Avian influenza A H7 viruses have caused multiple outbreaks in domestic poultry throughout North America, resulting in occasional human infections in close contact. In early 2016, the presence of H7N8 highly pathogenic avian influenza (HPAI) viruses and closely related H7N8 low pathogenic avian influenza (LPAI) viruses were confirmed in commercial turkey farms in Indiana.
These H7N8 viruses represent the first isolation of this subtype in domestic poultry in North America, with their virulence in mammalian hosts and the potential risk for human infection largely unknown.
In this study, we assessed the ability of H7N8 HPAI and LPAI viruses to replicate in vitro in human airway cells and in vivo in mouse and ferret models.
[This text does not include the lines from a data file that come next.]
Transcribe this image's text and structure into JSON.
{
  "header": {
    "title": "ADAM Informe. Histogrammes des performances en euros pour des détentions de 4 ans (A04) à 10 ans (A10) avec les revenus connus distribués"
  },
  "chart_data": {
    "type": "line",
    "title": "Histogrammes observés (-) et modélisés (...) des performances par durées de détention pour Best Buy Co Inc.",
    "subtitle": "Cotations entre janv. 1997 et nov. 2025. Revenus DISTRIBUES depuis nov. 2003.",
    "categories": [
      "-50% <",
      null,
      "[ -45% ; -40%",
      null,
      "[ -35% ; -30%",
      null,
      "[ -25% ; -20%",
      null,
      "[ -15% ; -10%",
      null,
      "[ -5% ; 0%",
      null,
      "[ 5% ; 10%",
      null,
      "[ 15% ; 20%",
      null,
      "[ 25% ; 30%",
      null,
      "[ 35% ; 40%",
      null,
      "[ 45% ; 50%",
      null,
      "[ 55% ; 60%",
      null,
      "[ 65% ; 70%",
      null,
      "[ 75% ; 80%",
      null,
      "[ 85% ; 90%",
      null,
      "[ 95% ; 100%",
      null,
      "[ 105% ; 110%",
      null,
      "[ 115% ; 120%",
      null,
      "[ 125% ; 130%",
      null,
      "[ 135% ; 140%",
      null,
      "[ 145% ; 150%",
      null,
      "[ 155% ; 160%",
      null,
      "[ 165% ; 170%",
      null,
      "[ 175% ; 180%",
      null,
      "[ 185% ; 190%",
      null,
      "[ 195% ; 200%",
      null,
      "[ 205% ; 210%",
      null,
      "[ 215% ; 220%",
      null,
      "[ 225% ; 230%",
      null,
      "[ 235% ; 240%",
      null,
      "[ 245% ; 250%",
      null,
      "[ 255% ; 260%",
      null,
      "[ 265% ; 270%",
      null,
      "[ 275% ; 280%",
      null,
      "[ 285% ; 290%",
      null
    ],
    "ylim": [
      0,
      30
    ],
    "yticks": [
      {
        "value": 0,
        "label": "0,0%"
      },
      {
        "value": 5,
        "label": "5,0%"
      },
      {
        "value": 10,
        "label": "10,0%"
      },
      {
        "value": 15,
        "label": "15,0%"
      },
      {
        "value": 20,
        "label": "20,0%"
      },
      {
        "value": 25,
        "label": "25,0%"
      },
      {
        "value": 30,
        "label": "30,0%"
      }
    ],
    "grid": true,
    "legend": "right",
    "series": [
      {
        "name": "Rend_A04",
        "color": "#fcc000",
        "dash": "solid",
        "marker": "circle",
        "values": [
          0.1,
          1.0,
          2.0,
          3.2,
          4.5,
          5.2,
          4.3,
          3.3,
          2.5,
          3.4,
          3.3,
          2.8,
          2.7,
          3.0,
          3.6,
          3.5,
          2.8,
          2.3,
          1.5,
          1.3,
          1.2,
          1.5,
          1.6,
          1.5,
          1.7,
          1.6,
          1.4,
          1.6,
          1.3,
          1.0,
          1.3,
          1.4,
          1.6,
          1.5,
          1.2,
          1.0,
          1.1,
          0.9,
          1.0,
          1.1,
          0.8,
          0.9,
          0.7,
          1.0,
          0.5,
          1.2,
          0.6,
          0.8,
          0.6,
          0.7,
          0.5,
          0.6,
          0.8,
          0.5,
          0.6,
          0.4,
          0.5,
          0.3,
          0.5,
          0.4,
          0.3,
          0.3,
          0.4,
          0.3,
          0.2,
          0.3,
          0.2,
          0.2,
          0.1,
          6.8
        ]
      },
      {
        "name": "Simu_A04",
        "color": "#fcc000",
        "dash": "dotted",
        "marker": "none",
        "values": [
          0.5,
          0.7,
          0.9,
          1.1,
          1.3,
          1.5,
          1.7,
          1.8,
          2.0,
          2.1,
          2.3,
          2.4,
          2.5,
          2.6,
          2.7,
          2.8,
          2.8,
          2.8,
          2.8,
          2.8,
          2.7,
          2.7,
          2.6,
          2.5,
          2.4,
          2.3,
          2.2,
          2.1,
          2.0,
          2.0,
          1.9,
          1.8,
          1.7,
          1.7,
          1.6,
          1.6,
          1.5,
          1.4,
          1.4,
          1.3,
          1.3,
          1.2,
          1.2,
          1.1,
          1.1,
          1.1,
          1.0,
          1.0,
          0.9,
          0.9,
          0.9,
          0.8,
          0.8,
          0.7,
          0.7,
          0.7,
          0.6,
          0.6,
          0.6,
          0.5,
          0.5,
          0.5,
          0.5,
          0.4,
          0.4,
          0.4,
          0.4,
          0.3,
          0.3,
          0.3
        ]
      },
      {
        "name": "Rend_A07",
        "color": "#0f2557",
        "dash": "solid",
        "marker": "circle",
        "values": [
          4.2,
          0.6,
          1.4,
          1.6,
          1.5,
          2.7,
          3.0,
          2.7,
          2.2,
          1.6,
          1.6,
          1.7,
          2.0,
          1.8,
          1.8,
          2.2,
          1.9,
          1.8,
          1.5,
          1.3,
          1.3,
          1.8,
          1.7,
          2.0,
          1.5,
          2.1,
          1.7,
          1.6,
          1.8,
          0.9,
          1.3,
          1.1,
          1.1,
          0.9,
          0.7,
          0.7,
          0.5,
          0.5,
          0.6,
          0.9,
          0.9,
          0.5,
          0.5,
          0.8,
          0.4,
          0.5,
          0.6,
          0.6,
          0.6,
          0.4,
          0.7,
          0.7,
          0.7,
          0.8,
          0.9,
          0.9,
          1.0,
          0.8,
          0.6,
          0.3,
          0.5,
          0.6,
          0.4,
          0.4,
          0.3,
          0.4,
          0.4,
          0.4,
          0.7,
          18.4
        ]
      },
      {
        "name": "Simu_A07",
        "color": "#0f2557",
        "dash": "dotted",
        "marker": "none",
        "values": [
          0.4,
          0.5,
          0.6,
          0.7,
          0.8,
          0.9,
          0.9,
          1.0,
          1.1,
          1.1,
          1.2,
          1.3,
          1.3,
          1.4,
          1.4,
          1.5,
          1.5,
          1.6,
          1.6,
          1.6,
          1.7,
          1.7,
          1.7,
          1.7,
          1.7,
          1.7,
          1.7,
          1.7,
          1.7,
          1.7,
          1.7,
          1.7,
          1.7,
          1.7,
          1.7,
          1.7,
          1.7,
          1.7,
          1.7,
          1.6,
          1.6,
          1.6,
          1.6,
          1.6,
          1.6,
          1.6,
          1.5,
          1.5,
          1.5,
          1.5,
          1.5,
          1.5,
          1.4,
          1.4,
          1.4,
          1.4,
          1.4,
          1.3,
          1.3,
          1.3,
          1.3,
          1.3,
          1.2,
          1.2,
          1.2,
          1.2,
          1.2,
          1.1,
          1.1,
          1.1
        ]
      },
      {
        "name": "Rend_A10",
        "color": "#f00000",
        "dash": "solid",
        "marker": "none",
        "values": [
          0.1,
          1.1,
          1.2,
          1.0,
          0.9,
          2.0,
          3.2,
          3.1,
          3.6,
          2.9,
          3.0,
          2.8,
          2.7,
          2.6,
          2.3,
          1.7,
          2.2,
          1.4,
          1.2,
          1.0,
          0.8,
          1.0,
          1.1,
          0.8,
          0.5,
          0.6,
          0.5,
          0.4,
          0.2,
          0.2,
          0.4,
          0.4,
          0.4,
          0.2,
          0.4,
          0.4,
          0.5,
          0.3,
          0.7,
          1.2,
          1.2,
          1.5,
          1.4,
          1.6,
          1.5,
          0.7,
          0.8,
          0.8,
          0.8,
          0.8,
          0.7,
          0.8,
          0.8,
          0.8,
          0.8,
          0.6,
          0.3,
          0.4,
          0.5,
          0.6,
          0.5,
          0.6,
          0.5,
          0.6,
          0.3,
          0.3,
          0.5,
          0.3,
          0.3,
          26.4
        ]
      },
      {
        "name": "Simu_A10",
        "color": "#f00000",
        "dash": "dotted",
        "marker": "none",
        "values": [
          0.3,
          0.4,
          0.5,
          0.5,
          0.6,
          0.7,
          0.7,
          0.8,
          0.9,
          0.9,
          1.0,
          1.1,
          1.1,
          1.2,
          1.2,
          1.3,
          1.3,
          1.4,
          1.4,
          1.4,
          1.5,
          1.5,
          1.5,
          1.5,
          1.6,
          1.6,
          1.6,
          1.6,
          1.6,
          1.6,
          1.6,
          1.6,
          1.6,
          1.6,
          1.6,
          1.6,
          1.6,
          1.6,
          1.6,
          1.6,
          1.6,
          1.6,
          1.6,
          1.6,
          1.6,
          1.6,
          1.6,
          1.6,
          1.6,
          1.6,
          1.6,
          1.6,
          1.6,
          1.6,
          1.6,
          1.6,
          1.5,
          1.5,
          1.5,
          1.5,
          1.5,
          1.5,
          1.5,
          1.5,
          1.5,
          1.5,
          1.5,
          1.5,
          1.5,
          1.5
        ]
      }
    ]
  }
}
Both H7N8 viruses replicated efficiently in vitro and in vivo, but exhibited substantial differences in disease severity in mammals.
In mice, while the H7N8 LPAI virus largely remained avirulent, the H7N8 HPAI virus exhibited greater infectivity, virulence, and lethality. Both H7N8 viruses replicated similarly in ferrets, but only the H7N8 HPAI virus caused moderate weight loss, lethargy, and mortality. The H7N8 LPAI virus displayed limited transmissibility in ferrets placed in direct contact, while no transmission of H7N8 HPAI virus was detected.
Our results indicate that the H7N8 avian influenza viruses from Indiana are able to replicate in mammals and cause severe disease, but with limited transmission. The recent appearance of H7N8 viruses in domestic poultry highlights the need for continued influenza surveillance in wild birds and close monitoring of the potential risk to human health.
H7 influenza viruses circulate in wild birds in the U.S., but when the virus emerges in domestic poultry populations, the frequency of human exposure and the potential for human infections increases.
An H7N8 highly pathogenic avian influenza (HPAI) and an H7N8 low pathogenic avian influenza (LPAI) viruses were recently isolated from commercial turkey farms in Indiana. To determine the risk that these influenza viruses pose to humans, we assessed the pathogenesis and transmission in vitro and in mammalian models.
We found that the H7N8 HPAI virus exhibited enhanced virulence and, although transmission was only observed with the H7N8 LPAI virus, the ability of this H7 virus to transmit in a mammalian host and quickly evolve to a more virulent strain is cause for concern. Our findings offer important insight into the potential for emerging H7 avian influenza viruses to acquire the ability to cause disease and transmit among mammals.